The book provides brief history of events during Harvey’s prime in the 1930s. The pictures are beautiful and provide a unique story during a tragic event. It briefly explains what occurred without going into too much detail. The focus is upon the community’s involvement that creates a discussion about everyone’s role and the importance of coming together.
Ages 5 – 8, 40 pages (Very short book with about a sentence on each page with beautiful pictures)
As September 11th approaches, I wanted to highlight some children’s books that can be used to discuss the topic.
September Roses is a true story about two sisters from South Africa who grow roses. They traveled with over 2,000 roses to New York City for a flower show. Due to the attack on the World Trade Centers, the flower show cancelled and the sisters weren’t able to travel back to South Africa. So, they had no where to go and boxes of unused roses. However, there was a suggestion for how to use the roses. The sisters formed two towers of roses that helped others during this tragic situation.

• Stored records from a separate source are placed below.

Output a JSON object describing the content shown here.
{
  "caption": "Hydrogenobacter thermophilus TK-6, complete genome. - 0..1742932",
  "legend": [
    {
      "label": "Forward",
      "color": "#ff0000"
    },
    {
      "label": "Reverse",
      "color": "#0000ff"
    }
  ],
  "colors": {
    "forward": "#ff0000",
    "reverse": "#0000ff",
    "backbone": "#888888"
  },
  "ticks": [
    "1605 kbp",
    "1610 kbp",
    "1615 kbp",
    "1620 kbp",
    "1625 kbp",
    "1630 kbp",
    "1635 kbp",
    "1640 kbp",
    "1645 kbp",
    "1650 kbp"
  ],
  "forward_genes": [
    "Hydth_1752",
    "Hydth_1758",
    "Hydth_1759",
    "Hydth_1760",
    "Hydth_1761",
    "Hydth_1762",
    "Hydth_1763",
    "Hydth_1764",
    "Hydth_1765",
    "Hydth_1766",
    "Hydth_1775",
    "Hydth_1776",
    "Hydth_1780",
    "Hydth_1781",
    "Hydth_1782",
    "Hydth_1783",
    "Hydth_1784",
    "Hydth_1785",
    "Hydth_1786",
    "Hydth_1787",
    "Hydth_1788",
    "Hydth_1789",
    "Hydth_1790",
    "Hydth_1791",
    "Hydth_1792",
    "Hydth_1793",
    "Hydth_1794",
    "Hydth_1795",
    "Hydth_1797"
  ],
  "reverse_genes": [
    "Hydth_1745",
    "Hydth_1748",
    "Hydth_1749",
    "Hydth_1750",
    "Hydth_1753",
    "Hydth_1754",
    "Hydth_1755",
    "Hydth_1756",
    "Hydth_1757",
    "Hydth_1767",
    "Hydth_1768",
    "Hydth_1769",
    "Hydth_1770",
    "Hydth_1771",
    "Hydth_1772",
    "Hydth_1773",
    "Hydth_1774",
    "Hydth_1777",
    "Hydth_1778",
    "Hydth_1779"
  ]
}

The book does a good job lightly explaining what occurred without giving too much details for young ages. The story is lovely of how roses could help people’s emotion during a difficult time. The pictures are beautiful as they move from bright colors into darkness. It’s a good book to lead into discussion.
– opening page
As I looked down at the roses, a young man walked to where I stood and told me how they came to be there.